Self-Supervised Learning for Generalizable Out-of-Distribution Detection

Authors: Sina Mohseni, Mandar Pitale, JBS Yadawa, Zhangyang Wang5216-5223

AAAI 2020 | Conference PDF | Archive PDF | Plain Text | LLM Run Details

Reproducibility Variable Result LLM Response
Research Type Experimental We perform multiple image classification experiments and observe our technique to perform favorably against stateof-the-art OOD detection methods.
Researcher Affiliation Collaboration Sina Mohseni,1,2 Mandar Pitale,2 JBS Yadawa,2 Zhangyang Wang1 1Texas A&M University, College Station, TX 2NVIDIA, Santa Clara, CA
Pseudocode Yes Algorithm 1 Two-Step Training for Inand Out-of-Distribution Training Sets
Open Source Code No The paper does not provide any statements about open-sourcing the code or a link to a code repository.
Open Datasets Yes For example, in the MNIST (Le Cun et al. 1998) experiment, while the normal Din train is handwritten digits, we used English letters from E-MNIST (Cohen et al. 2017) as the source of Dout train set. We then evaluate the OOD detection performance with unseen Dout test including Kuzushiji-MNIST (Clanuwat et al. 2018), not-MNIST (Bulatov 2011), and Fashion-MNIST (Xiao, Rasul, and Vollgraf 2017) datasets to measure how well can the model generalize on unseen distributions.
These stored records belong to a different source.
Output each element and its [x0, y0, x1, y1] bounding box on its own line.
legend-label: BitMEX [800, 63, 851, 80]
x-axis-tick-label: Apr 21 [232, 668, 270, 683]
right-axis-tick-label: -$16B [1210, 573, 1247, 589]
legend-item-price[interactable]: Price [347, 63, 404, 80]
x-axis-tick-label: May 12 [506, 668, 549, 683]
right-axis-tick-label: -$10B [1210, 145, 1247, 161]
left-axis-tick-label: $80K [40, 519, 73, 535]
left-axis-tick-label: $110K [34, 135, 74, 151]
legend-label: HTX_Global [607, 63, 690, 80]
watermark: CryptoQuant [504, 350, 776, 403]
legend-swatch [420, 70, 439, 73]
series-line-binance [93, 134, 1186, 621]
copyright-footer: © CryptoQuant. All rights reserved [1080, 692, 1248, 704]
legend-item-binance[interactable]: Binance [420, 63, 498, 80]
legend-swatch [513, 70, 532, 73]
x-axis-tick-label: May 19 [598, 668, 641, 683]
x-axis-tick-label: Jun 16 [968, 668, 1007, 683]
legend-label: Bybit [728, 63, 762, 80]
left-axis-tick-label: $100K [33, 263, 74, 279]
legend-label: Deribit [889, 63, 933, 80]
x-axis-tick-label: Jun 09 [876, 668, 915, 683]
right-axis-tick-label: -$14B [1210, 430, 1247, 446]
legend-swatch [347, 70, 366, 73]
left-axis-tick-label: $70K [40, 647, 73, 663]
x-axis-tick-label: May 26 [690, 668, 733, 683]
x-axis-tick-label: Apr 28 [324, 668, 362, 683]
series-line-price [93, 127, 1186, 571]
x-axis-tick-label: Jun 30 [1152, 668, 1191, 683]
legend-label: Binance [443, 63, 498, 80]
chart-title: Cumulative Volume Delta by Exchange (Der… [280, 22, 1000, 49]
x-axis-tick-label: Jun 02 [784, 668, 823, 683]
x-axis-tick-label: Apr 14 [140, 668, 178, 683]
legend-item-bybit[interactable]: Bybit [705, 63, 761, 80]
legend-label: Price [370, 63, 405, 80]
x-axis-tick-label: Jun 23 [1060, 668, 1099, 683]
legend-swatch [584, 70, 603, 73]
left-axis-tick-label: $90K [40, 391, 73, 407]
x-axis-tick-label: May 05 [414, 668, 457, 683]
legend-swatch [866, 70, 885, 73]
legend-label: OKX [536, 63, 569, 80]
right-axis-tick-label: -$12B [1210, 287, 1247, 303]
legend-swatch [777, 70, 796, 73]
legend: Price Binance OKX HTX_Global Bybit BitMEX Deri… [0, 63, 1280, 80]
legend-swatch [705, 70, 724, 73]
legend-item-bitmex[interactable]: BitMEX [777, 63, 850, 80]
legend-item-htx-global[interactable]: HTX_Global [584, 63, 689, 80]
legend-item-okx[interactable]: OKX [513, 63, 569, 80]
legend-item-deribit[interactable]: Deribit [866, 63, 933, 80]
Other experiments include training multi-class classifiers on CIFAR-10, CIFAR-100 (Krizhevsky, Hinton, and others 2009), and SVHN (Netzer et al. 2011) datasets. In all experiments (except the MNIST) we used 80 Million Tiny Images dataset (Torralba, Fergus, and Freeman 2008) as the source of unlabeled Dout train.
Dataset Splits No The paper mentions using training and test sets and discusses 'Din train' and 'Dout train', but does not explicitly provide details about standard train/validation/test splits (e.g., percentages or counts for each split) or refer to pre-defined splits for validation.
Hardware Specification No The paper does not provide specific hardware details such as GPU or CPU models, memory, or specific cloud instance types used for the experiments.
Software Dependencies No The paper does not mention any specific software dependencies with version numbers (e.g., Python, PyTorch, TensorFlow versions).
Experiment Setup Yes We trained the model for 100 epochs in CIFAR-10 and CIFAR-100 experiments, 20 epochs for the SVHN training set, and 10 epochs for the MNIST experiment. We used batch size of 128, learning rate of 0.1 (decayed on a cosine learning rate schedule), and dropout rate of 0.3 for the CIFAR-10, CIFAR-100, and SVHN experiments. For the MNIST experiment, we used batch size of 64, learning rate of 0.01 (decayed on a cosine learning rate schedule), and dropout rate of 0.1.